The inimitable, ubiquitous and always charming Mary Eshbaugh Hayes came to Aspen in 1952, a wide-eyed girl from the East coast, with a pocketful of dreams and the talent to make them come true. With her direct manner, she rapped on the door of a closed Aspen Times office, seeking employment. Can you imagine the excitement, the exhilaration and the hesitation as she emerged an hour later, the newly hired reporter and photographer for the staid publication. Bound for a new life, she was, in a town that got little respect back East or even in Colorado, for that matter.
In case you don’t know (impossible not to, unless you just arrived here for the first time), she writes the ever-popular “Around Aspen” column every Sunday in the Aspen Times Weekly and is the author of two incredibly popular books, Aspen Potpourri and The Story of Aspen.
From a very young age Mary was motivated to become a writer and, having been told that a writing career would come through journalism, she took on her new Aspen job with the dedication of one who truly knows her own heart. In a career spanning more than fifty years at the Aspen Times, she’s filled most of the positions at one time or another—photographer, reporter, columnist, feature writer, and editor. For many years her biographical features of local personalities were as much of a must-read as her weekly column. To this day, she is the “go-to” person at the Times when someone is seeking historical information.
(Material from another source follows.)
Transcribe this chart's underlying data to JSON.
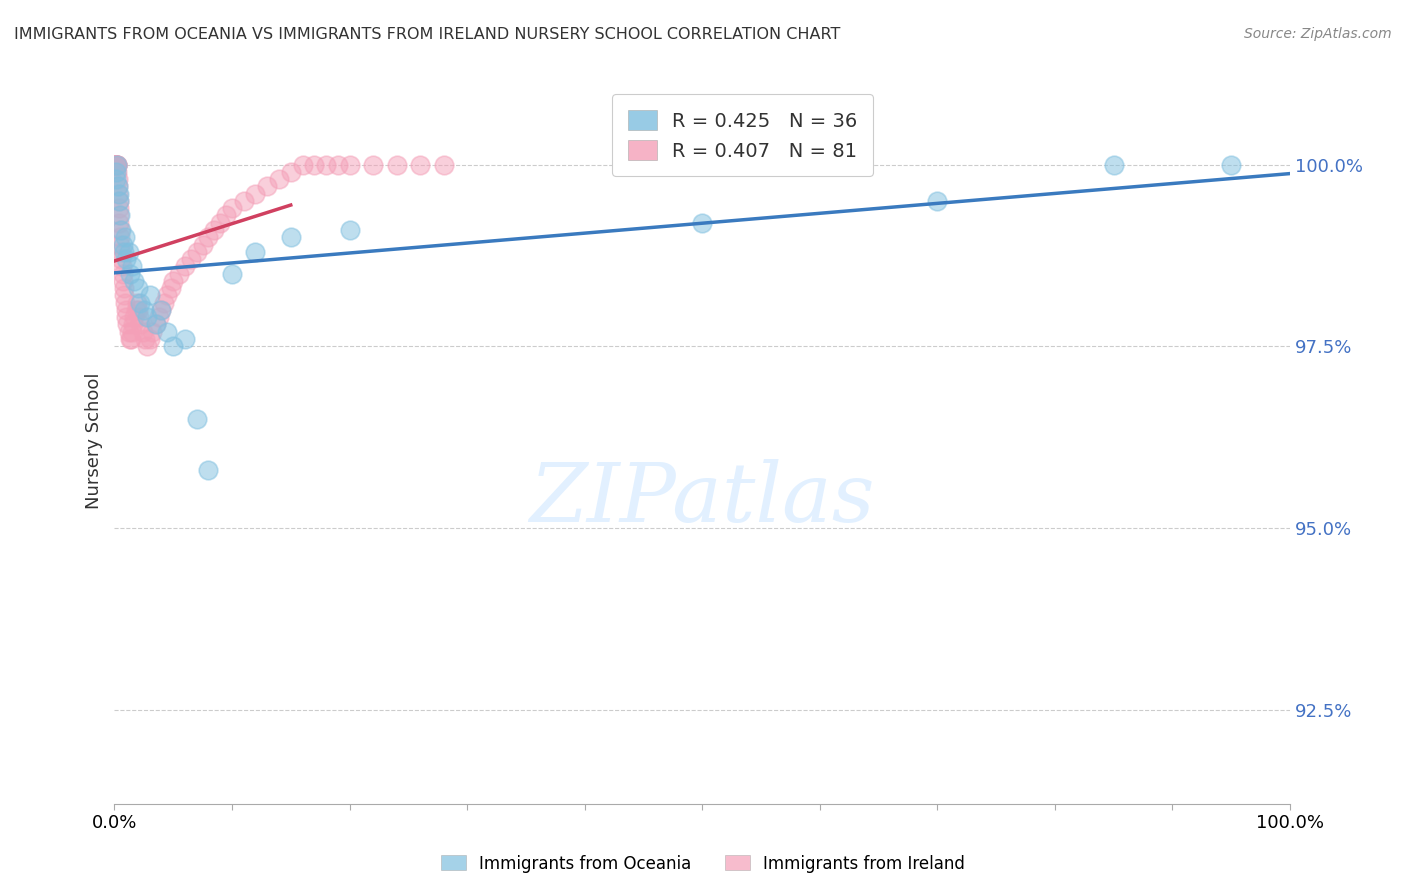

Over the years Mary’s writing has won recognition from the Colorado Press Association, Colorado Press Women and National Press Women. Additionally, she is listed in Who’s Who in America, Who’s Who in the West, and Who’s Who of American Women. And, of course, she has won numerous awards for her unique photography. The Aspen Historical Society has honored her for being an “Aspen historical landmark,” the first person so honored.
All of her endeavors, intended or not, seem to speak to the history of Aspen over the past fifty-some years. Her writings and photography have captured the heart of Aspen as seen through the eyes of those pioneers, flamboyant locals and other interesting characters as only Mary Hayes could show them.
It has been a busy and vital career, but along with all of that, she has raised five children and is married to famed Aspen silversmith, Jim Hayes.